Лето в Михалувке и Вильгельмувке - Корчак Януш. Страница 2
Восьмилетний мальчик, который в первый раз едет один в колонию и вот так сумел пробиться сквозь толпу взрослых, а сейчас стоит передо мной чисто вымытый, улыбающийся, готовый в путь, обязательно должен быть молодцом и милым озорником. Так и оказалось. Он быстрее всех научился застилать постель и играть в домино, никогда не мерз, ни на кого не жаловался, просыпался с улыбкой и засыпал улыбаясь.
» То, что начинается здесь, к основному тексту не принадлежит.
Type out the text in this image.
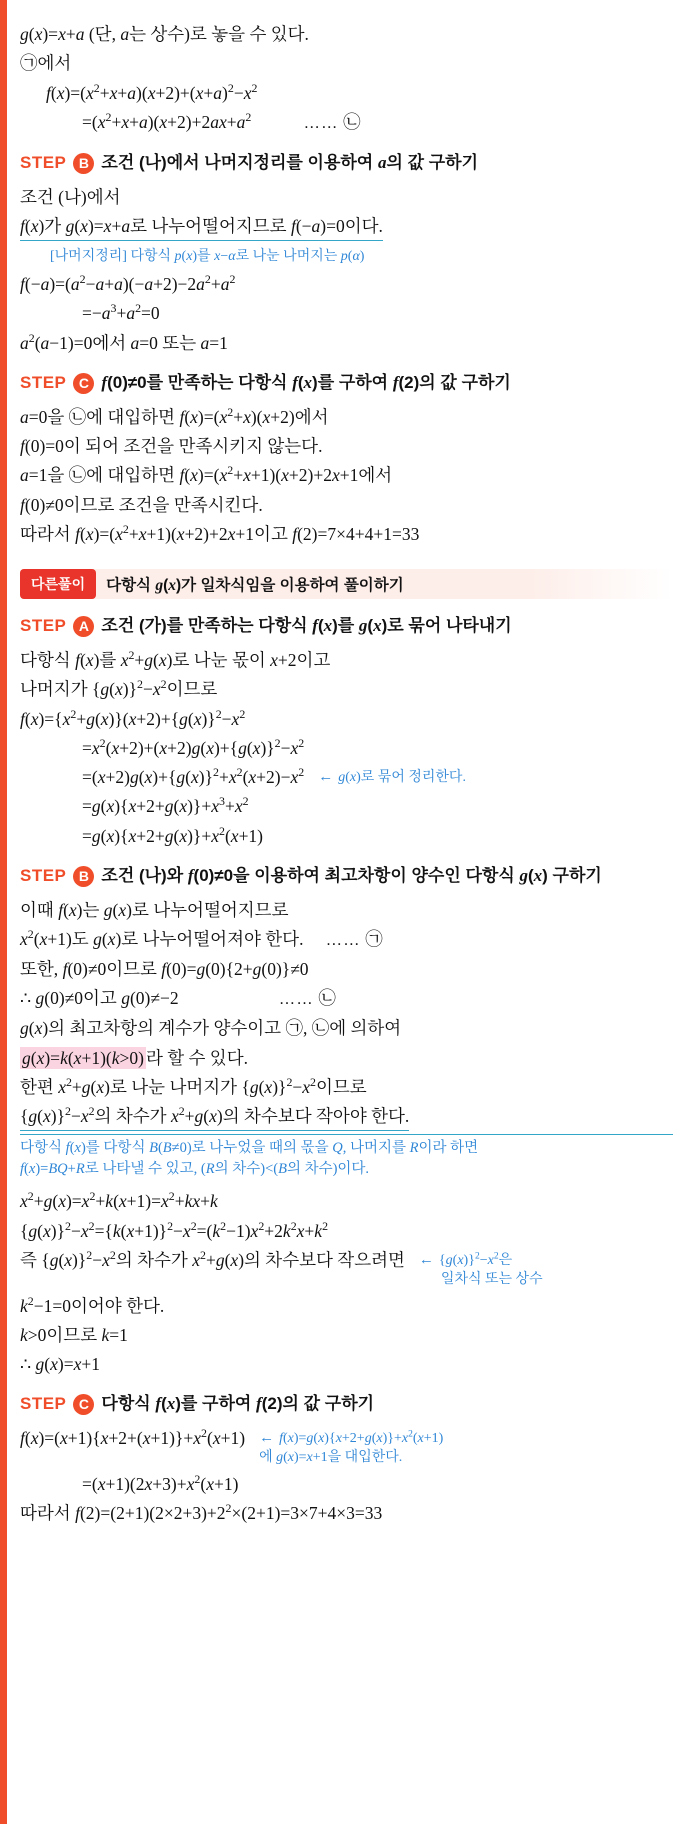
g(x)=x+a (단, a는 상수)로 놓을 수 있다.
㉠에서
$f(x)=(x^2+x+a)(x+2)+(x+a)^2-x^2$
$=(x^2+x+a)(x+2)+2ax+a^2$	…… ㉡
STEP B 조건 (나)에서 나머지정리를 이용하여 a의 값 구하기
조건 (나)에서
f(x)가 g(x)=x+a로 나누어떨어지므로 f(−a)=0이다.
[나머지정리] 다항식 p(x)를 x−α로 나눈 나머지는 p(α)
$f(-a)=(a^2-a+a)(-a+2)-2a^2+a^2$
$=-a^3+a^2=0$
$a^2(a-1)=0$에서 a=0 또는 a=1
STEP C f(0)≠0를 만족하는 다항식 f(x)를 구하여 f(2)의 값 구하기
a=0을 ㉡에 대입하면 $f(x)=(x^2+x)(x+2)$에서
f(0)=0이 되어 조건을 만족시키지 않는다.
a=1을 ㉡에 대입하면 $f(x)=(x^2+x+1)(x+2)+2x+1$에서
f(0)≠0이므로 조건을 만족시킨다.
따라서 $f(x)=(x^2+x+1)(x+2)+2x+1$이고 f(2)=7×4+4+1=33
다른풀이	다항식 g(x)가 일차식임을 이용하여 풀이하기
STEP A 조건 (가)를 만족하는 다항식 f(x)를 g(x)로 묶어 나타내기
다항식 f(x)를 $x^2+g(x)$로 나눈 몫이 x+2이고
나머지가 $\{g(x)\}^2-x^2$이므로
$f(x)=\{x^2+g(x)\}(x+2)+\{g(x)\}^2-x^2$
$=x^2(x+2)+(x+2)g(x)+\{g(x)\}^2-x^2$
$=(x+2)g(x)+\{g(x)\}^2+x^2(x+2)-x^2$ ← g(x)로 묶어 정리한다.
$=g(x)\{x+2+g(x)\}+x^3+x^2$
$=g(x)\{x+2+g(x)\}+x^2(x+1)$
STEP B 조건 (나)와 f(0)≠0을 이용하여 최고차항이 양수인 다항식 g(x) 구하기
이때 f(x)는 g(x)로 나누어떨어지므로
$x^2(x+1)$도 g(x)로 나누어떨어져야 한다. …… ㉠
또한, f(0)≠0이므로 f(0)=g(0){2+g(0)}≠0
∴ g(0)≠0이고 g(0)≠−2	…… ㉡
g(x)의 최고차항의 계수가 양수이고 ㉠, ㉡에 의하여
g(x)=k(x+1)(k>0) 라 할 수 있다.
한편 $x^2+g(x)$로 나눈 나머지가 $\{g(x)\}^2-x^2$이므로
$\{g(x)\}^2-x^2$의 차수가 $x^2+g(x)$의 차수보다 작아야 한다.
다항식 f(x)를 다항식 B(B≠0)로 나누었을 때의 몫을 Q, 나머지를 R이라 하면
f(x)=BQ+R로 나타낼 수 있고, (R의 차수)<(B의 차수)이다.
$x^2+g(x)=x^2+k(x+1)=x^2+kx+k$
$\{g(x)\}^2-x^2=\{k(x+1)\}^2-x^2=(k^2-1)x^2+2k^2x+k^2$
즉 $\{g(x)\}^2-x^2$의 차수가 $x^2+g(x)$의 차수보다 작으려면 ← $\{g(x)\}^2-x^2$은
일차식 또는 상수
$k^2-1=0$이어야 한다.
k>0이므로 k=1
∴ g(x)=x+1
STEP C 다항식 f(x)를 구하여 f(2)의 값 구하기
$f(x)=(x+1)\{x+2+(x+1)\}+x^2(x+1)$ ← $f(x)=g(x)\{x+2+g(x)\}+x^2(x+1)$
에 g(x)=x+1을 대입한다.
$=(x+1)(2x+3)+x^2(x+1)$
따라서 $f(2)=(2+1)(2\times 2+3)+2^2\times(2+1)=3\times 7+4\times 3=33$
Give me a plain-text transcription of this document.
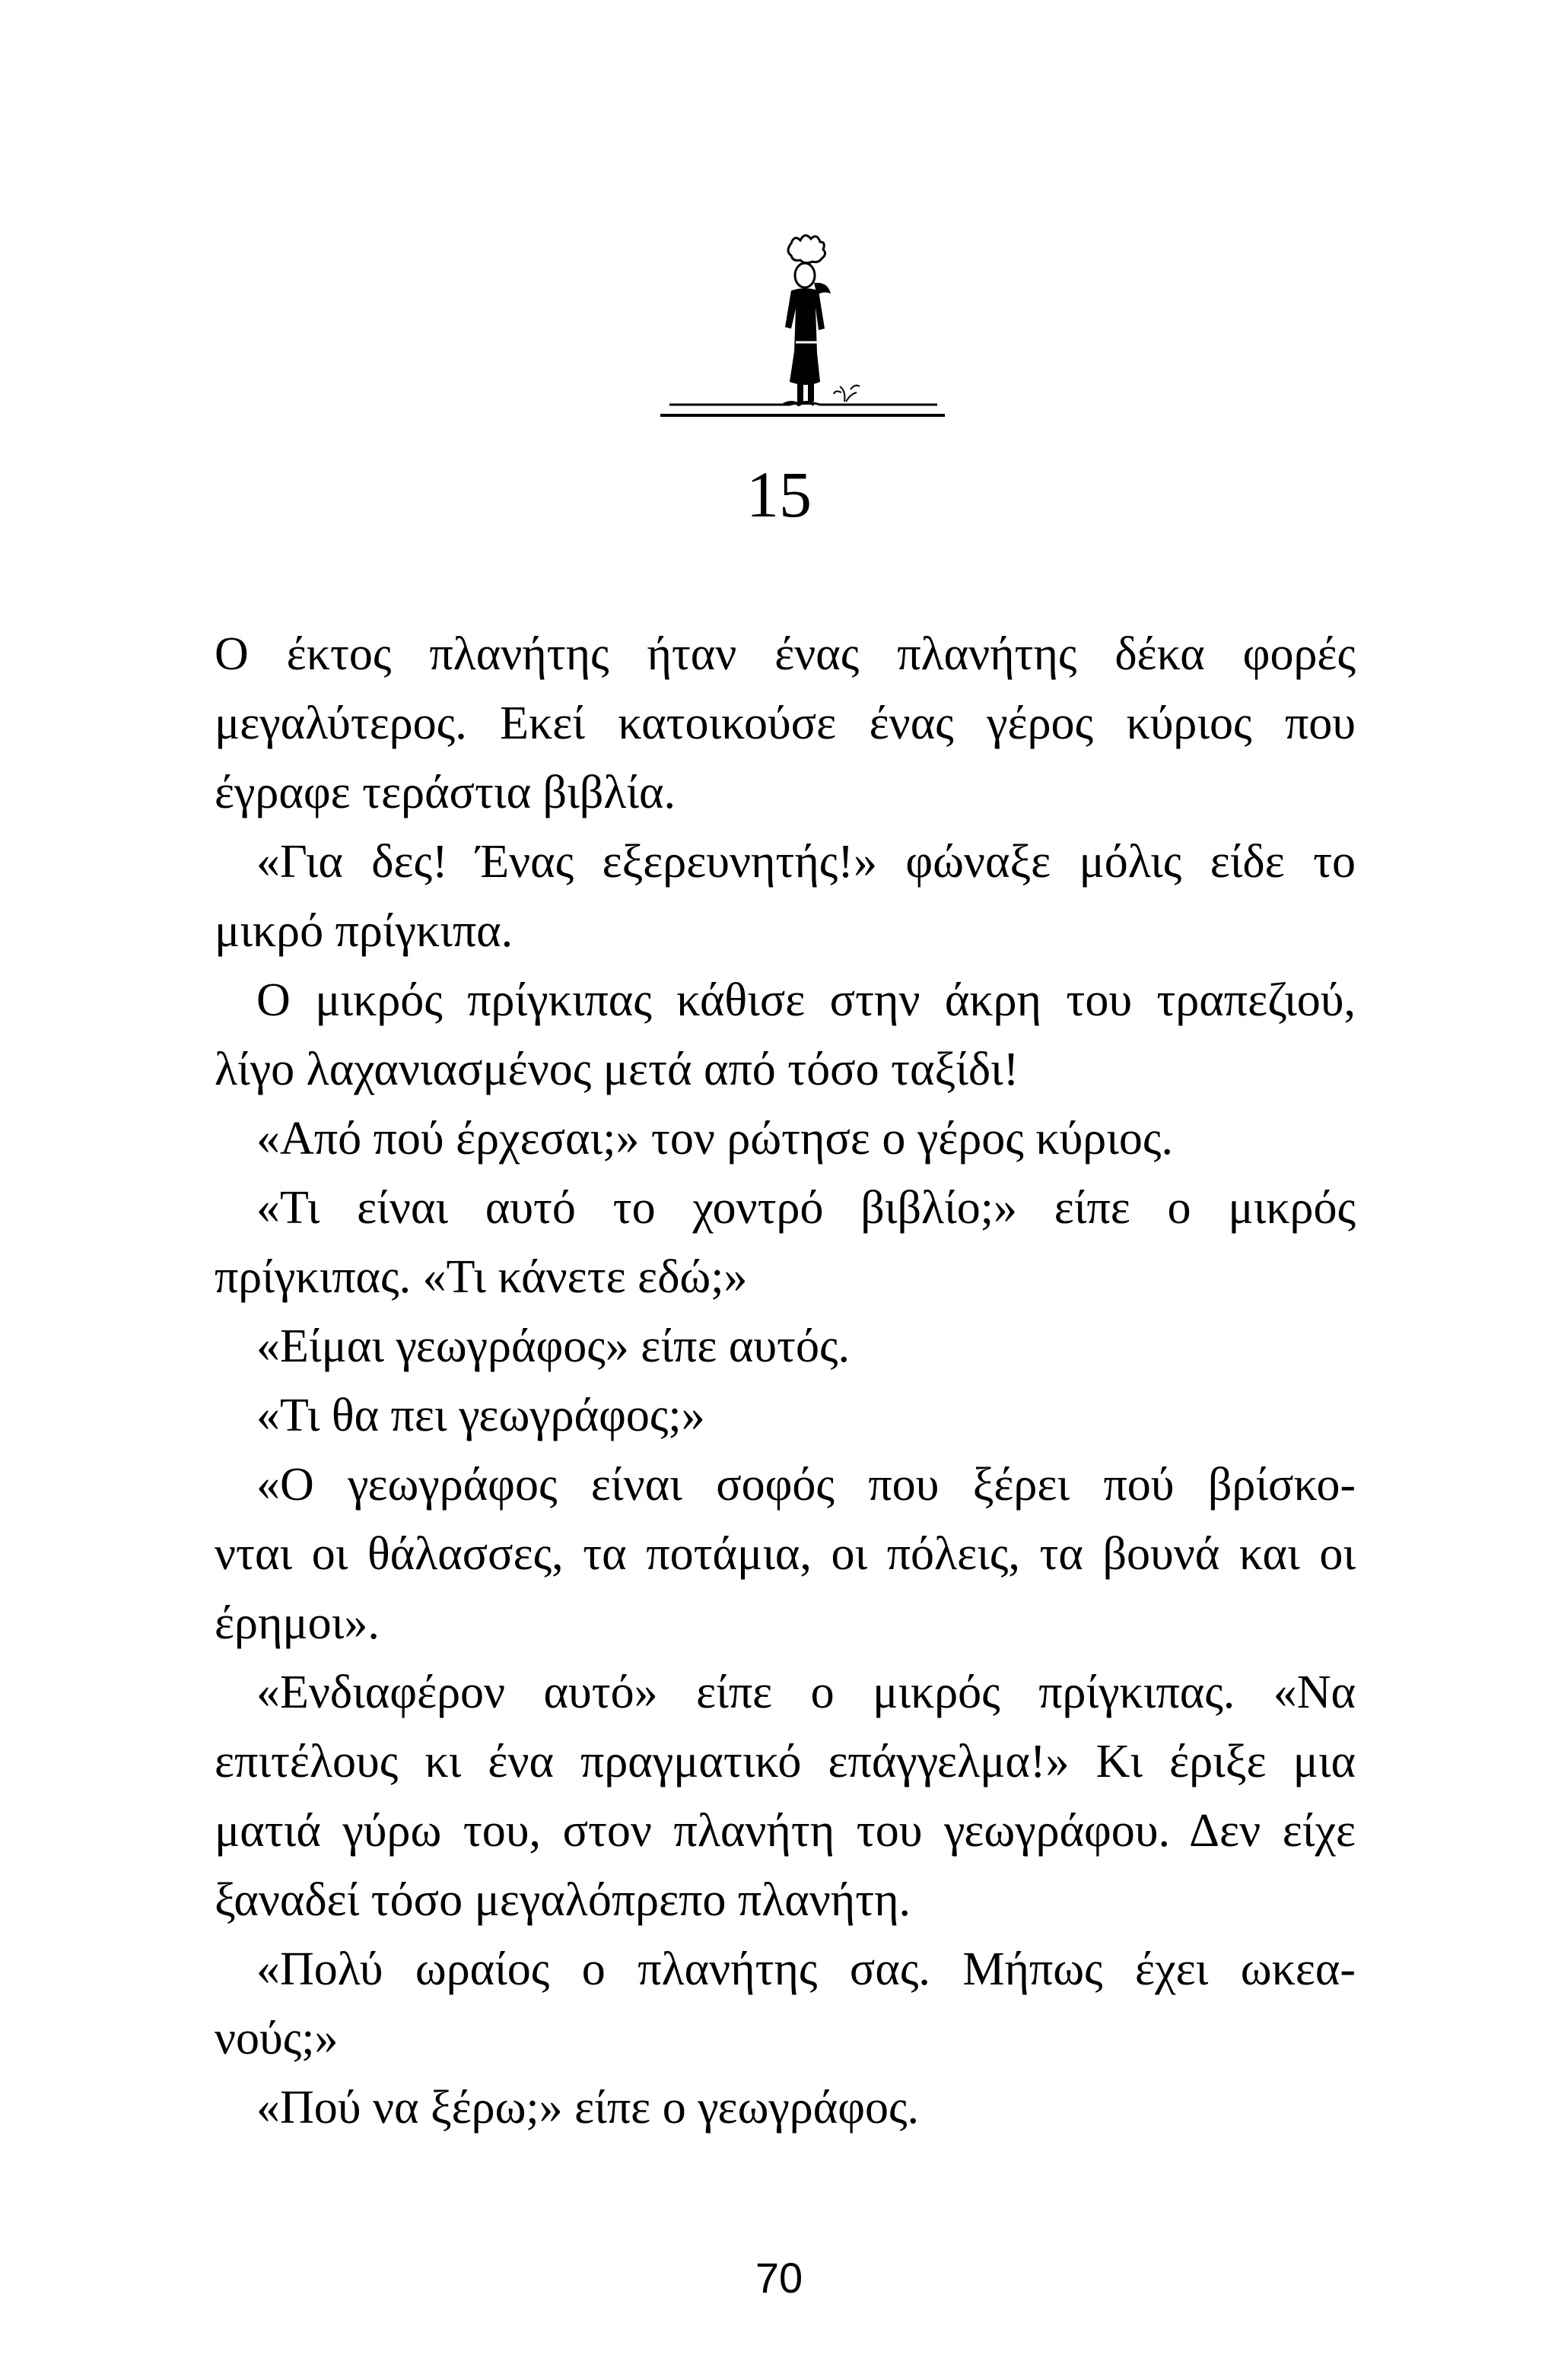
15
Ο έκτος πλανήτης ήταν ένας πλανήτης δέκα φορές
μεγαλύτερος. Εκεί κατοικούσε ένας γέρος κύριος που
έγραφε τεράστια βιβλία.
«Για δες! Ένας εξερευνητής!» φώναξε μόλις είδε το
μικρό πρίγκιπα.
Ο μικρός πρίγκιπας κάθισε στην άκρη του τραπεζιού,
λίγο λαχανιασμένος μετά από τόσο ταξίδι!
«Από πού έρχεσαι;» τον ρώτησε ο γέρος κύριος.
«Τι είναι αυτό το χοντρό βιβλίο;» είπε ο μικρός
πρίγκιπας. «Τι κάνετε εδώ;»
«Είμαι γεωγράφος» είπε αυτός.
«Τι θα πει γεωγράφος;»
«Ο γεωγράφος είναι σοφός που ξέρει πού βρίσκο-
νται οι θάλασσες, τα ποτάμια, οι πόλεις, τα βουνά και οι
έρημοι».
«Ενδιαφέρον αυτό» είπε ο μικρός πρίγκιπας. «Να
επιτέλους κι ένα πραγματικό επάγγελμα!» Κι έριξε μια
ματιά γύρω του, στον πλανήτη του γεωγράφου. Δεν είχε
ξαναδεί τόσο μεγαλόπρεπο πλανήτη.
«Πολύ ωραίος ο πλανήτης σας. Μήπως έχει ωκεα-
νούς;»
«Πού να ξέρω;» είπε ο γεωγράφος.
70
— Фишбин и Миллер-старший, третья пара.
— Здесь, — быстро, словно испуганно, отвечает отец Фишбина. Оба, и отец и сын, стоят совсем близко — видно, беспокоились, как бы не пропустить свою очередь.
— Маленький Миллер и Эйно. Эльвинг и Плоцкий.
Гуркевич решил не спать всю ночь, чтобы не опоздать, а утром мать едва его добудилась и привела на вокзал полусонного. Он, единственный из всей группы, заснул в поезде.
Восьмая, девятая, десятая пара.
Толкотня, прощание, напутствия, просьбы.
— Не отходите, сейчас поедем.
Звонок.
Пара за парой, группа за группой мы проходим через вокзал на перрон и садимся в вагоны. Кто порасторопнее, занимает место у окна и сможет еще раз улыбнуться родителям на прощание.
Второй звонок, третий.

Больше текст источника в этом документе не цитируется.